Alors que la banque américaine Goldman Sachs a décidé le 22 octobre de plaider coupable dans ses agissements en Malaisie et de verser d’énormes indemnités aux autorités malaisiennes, Gavroche reproduit ici le témoignage du banquier en fuite Jho Low, cerveau présumé du scandale de corruption de plusieurs milliards de dollars qui a secoué son pays. Il avait été interviewé début 2020 par le Straits Times de Singapour.
Dans une interview accordée au Straits Times, de Singapour, le financier Jho Low avait alors minimisé son rôle dans le scandale 1Malaysia Development Berhad (1MDB), se décrivant comme un “intermédiaire” recherché pour ses “bonnes relations avec des hommes d’affaires et des décideurs étrangers influents”.
“Les gens et les entreprises agissent tout le temps comme des introducteurs ou des intermédiaires. Ce n’est pas une situation unique”, expliquait il. La localisation exacte de Low, dont le nom complet est Low Taek Jho, reste inconnue. Il a réalisé l’interview avec le Straits Times par e-mail.
Une caisse noire
Les procureurs américains ont allégué que Low et d’autres ont utilisé la 1MDB comme une caisse noire, au lieu de son but prévu qui était d’aider à développer l’économie de la Malaisie et…ils ont fini par conclure un accord avec lui pour incriminer Goldman Sachs. Les procureurs et les représentants affirment que des milliards de dollars ont été détournés dans l’escroquerie mondiale, avec des millions qui auraient été dépensés en sacs à main et bijoux de luxe, un film à succès, un appartement chic à New York, un yacht de 250 millions de dollars, un Picasso, et des fêtes et cadeaux pour les amis célèbres de Low.
Low, 38 ans, a déclaré dans l’interview qu’il est “une cible facile” par rapport aux institutions financières, aux entreprises et aux conseillers mondiaux liés au système. Ces institutions, a-t-il dit, portent la responsabilité ultime de toutes les transactions liées au scandale de la 1MDB.

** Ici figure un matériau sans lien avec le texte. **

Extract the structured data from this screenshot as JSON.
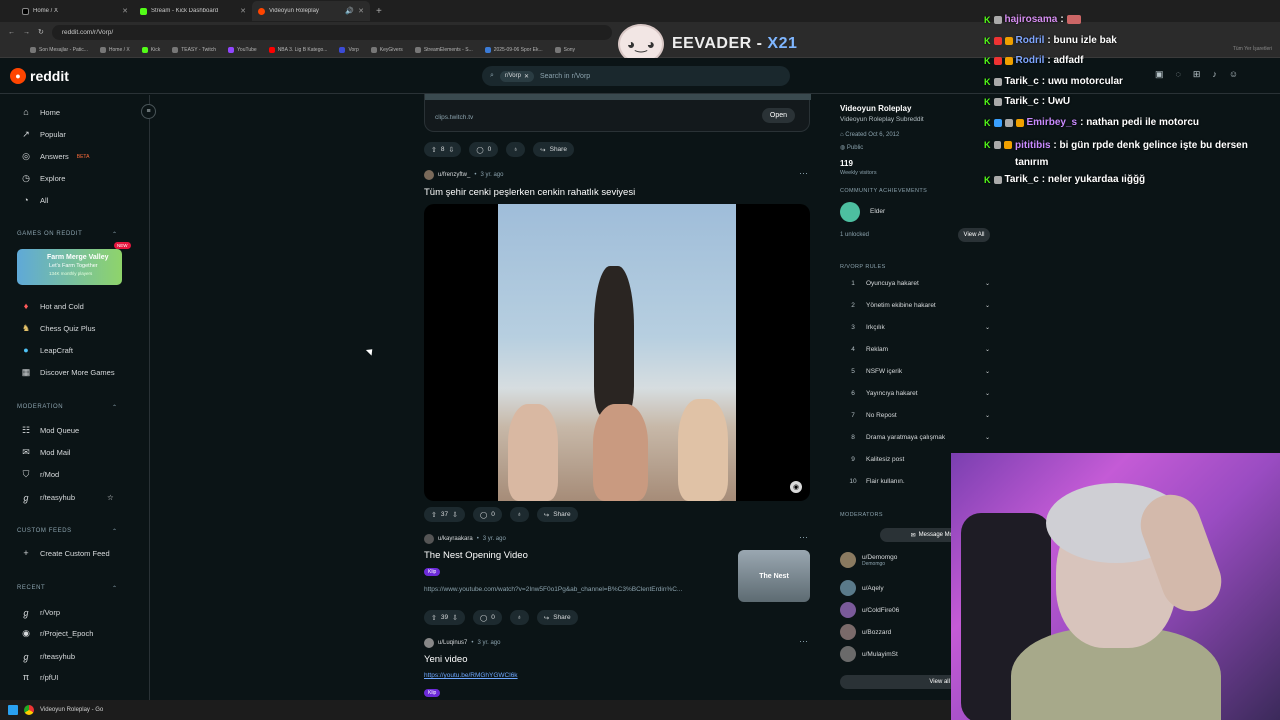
{
  "browser": {
    "tabs": [
      {
        "label": "Home / X",
        "color": "#000000"
      },
      {
        "label": "Stream - Kick Dashboard",
        "color": "#53fc18"
      },
      {
        "label": "Videoyun Roleplay",
        "color": "#ff4500"
      }
    ],
    "url": "reddit.com/r/Vorp/",
    "bookmarks": [
      "Son Mesajlar - Patic...",
      "Home / X",
      "Kick",
      "TEASY - Twitch",
      "YouTube",
      "NBA 3. Lig B Katego...",
      "Vorp",
      "KeyGivers",
      "StreamElements - S...",
      "2025-09-06 Spor Ek...",
      "Sony"
    ],
    "bookmarks_right": "Tüm Yer İşaretleri"
  },
  "overlay": {
    "name": "EEVADER",
    "sep": " - ",
    "tag": "X21"
  },
  "header": {
    "logo": "reddit",
    "search_chip": "r/Vorp",
    "search_placeholder": "Search in r/Vorp"
  },
  "left_nav": {
    "items": [
      "Home",
      "Popular",
      "Answers",
      "Explore",
      "All"
    ],
    "answers_badge": "BETA",
    "games_header": "GAMES ON REDDIT",
    "game_card": {
      "title": "Farm Merge Valley",
      "sub": "Let's Farm Together",
      "players": "134K monthly players",
      "badge": "NEW"
    },
    "games": [
      "Hot and Cold",
      "Chess Quiz Plus",
      "LeapCraft",
      "Discover More Games"
    ],
    "moderation_header": "MODERATION",
    "moderation": [
      "Mod Queue",
      "Mod Mail",
      "r/Mod",
      "r/teasyhub"
    ],
    "custom_header": "CUSTOM FEEDS",
    "custom": [
      "Create Custom Feed"
    ],
    "recent_header": "RECENT",
    "recent": [
      "r/Vorp",
      "r/Project_Epoch",
      "r/teasyhub",
      "r/pfUI"
    ]
  },
  "feed": {
    "link_domain": "clips.twitch.tv",
    "open_label": "Open",
    "posts": [
      {
        "votes": "8",
        "comments": "0",
        "share": "Share"
      },
      {
        "user": "u/frenzyftw_",
        "age": "3 yr. ago",
        "title": "Tüm şehir cenki peşlerken cenkin rahatlık seviyesi",
        "votes": "37",
        "comments": "0",
        "share": "Share"
      },
      {
        "user": "u/kayraakara",
        "age": "3 yr. ago",
        "title": "The Nest Opening Video",
        "flair": "Klip",
        "link": "https://www.youtube.com/watch?v=2Inw5F0o1Pg&ab_channel=B%C3%BClentErdin%C...",
        "thumb": "The Nest",
        "votes": "39",
        "comments": "0",
        "share": "Share"
      },
      {
        "user": "u/Luqinus7",
        "age": "3 yr. ago",
        "title": "Yeni video",
        "link": "https://youtu.be/RMGhYGWCl6k",
        "flair": "Klip"
      }
    ]
  },
  "sidebar": {
    "name": "Videoyun Roleplay",
    "desc": "Videoyun Roleplay Subreddit",
    "created": "Created Oct 6, 2012",
    "visibility": "Public",
    "visitors": "119",
    "visitors_label": "Weekly visitors",
    "achievements_header": "COMMUNITY ACHIEVEMENTS",
    "achievement": "Elder",
    "unlocked": "1 unlocked",
    "view_all": "View All",
    "rules_header": "R/VORP RULES",
    "rules": [
      "Oyuncuya hakaret",
      "Yönetim ekibine hakaret",
      "Irkçılık",
      "Reklam",
      "NSFW içerik",
      "Yayıncıya hakaret",
      "No Repost",
      "Drama yaratmaya çalışmak",
      "Kalitesiz post",
      "Flair kullanın."
    ],
    "mods_header": "MODERATORS",
    "message_mods": "Message Mods",
    "mods": [
      {
        "name": "u/Demomgo",
        "sub": "Demomgo"
      },
      {
        "name": "u/Aqely",
        "sub": ""
      },
      {
        "name": "u/ColdFire06",
        "sub": ""
      },
      {
        "name": "u/Bozzard",
        "sub": ""
      },
      {
        "name": "u/MulayimSt",
        "sub": ""
      }
    ],
    "view_all_mods": "View all moderators"
  },
  "chat": [
    {
      "user": "hajirosama",
      "msg": ":",
      "color": "#d58ef0"
    },
    {
      "user": "Rodril",
      "msg": ": bunu izle bak",
      "color": "#7fa6ff"
    },
    {
      "user": "Rodril",
      "msg": ": adfadf",
      "color": "#7fa6ff"
    },
    {
      "user": "Tarik_c",
      "msg": ": uwu motorcular",
      "color": "#ffffff"
    },
    {
      "user": "Tarik_c",
      "msg": ": UwU",
      "color": "#ffffff"
    },
    {
      "user": "Emirbey_s",
      "msg": ": nathan pedi ile motorcu",
      "color": "#c98bff"
    },
    {
      "user": "pititibis",
      "msg": ": bi gün rpde denk gelince işte bu dersen tanırım",
      "color": "#c98bff"
    },
    {
      "user": "Tarik_c",
      "msg": ": neler yukardaa ıiğğğ",
      "color": "#ffffff"
    }
  ],
  "taskbar": {
    "app": "Videoyun Roleplay - Go"
  }
}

En août dernier, la Malaisie a porté plainte contre 17 employés actuels et anciens de Goldman Sachs (GS), dont le plus haut dirigeant international de la banque. Le gouvernement malaisien a accusé Goldman Sachs et certains de ses banquiers d’avoir trompé les investisseurs au sujet de trois ventes d’obligations pour 1MDB et d’avoir détourné frauduleusement des milliards de dollars du produit de ces ventes. Goldman Sachs a accepté le 22 octobre de payer plusieurs centaines de millions de dollars de pénalités.
Goldman trompée par des employés malhonnêtes
La banque avait jusque-là nié à plusieurs reprises avoir commis des méfaits et avait affirmé avoir été trompée par des employés malhonnêtes qui ont intentionnellement trompé ses équipes juridiques et de conformité.
Tim Leissner, l’ancien président de Goldman pour l’Asie du Sud-Est, avait en revanche plaidé coupable en 2018 de conspiration pour voler l’argent du fonds d’investissement d’État. Il a blâmé une “culture” chez Goldman qui, selon lui, encourageait les cadres à contourner l’équipe juridique pour marquer des points.
En octobre dernier, M. Low a conclu un accord de 700 millions de dollars avec le gouvernement américain pour mettre fin à une procédure judiciaire contre lui. L’accord, qui couvre des actifs situés aux États-Unis, au Royaume-Uni et en Suisse, représentait la plus grande confiscation civile jamais obtenue par le ministère, et le plus grand recouvrement à ce jour dans le cadre de la Kleptocracy Asset Recovery Initiative.
Pas d’aveu de culpabilité
Dans une déclaration faite par l’intermédiaire de ses avocats à l’époque, M. Low a déclaré que “l’accord ne constitue pas un aveu de culpabilité, de responsabilité ou de toute autre forme d’acte répréhensible de ma part ou de celle des propriétaires des actifs”.
Low fait toujours face à des accusations criminelles en Malaisie, ainsi qu’à des accusations fédérales à New York pour conspiration de blanchiment de milliards de dollars détournés de la 1MDB et pour conspiration de violation de la loi sur les pratiques de corruption à l’étranger en versant des pots-de-vin à divers fonctionnaires malaisiens et d’Abu Dhabi.
Le scandale de la 1MDB a également contribué à faire tomber l’ancien Premier ministre malaisien Najib Razak, qui a été frappé par des dizaines d’accusations de corruption dans cette affaire. Son procès en Malaisie est en cours, et il a plaidé non coupable.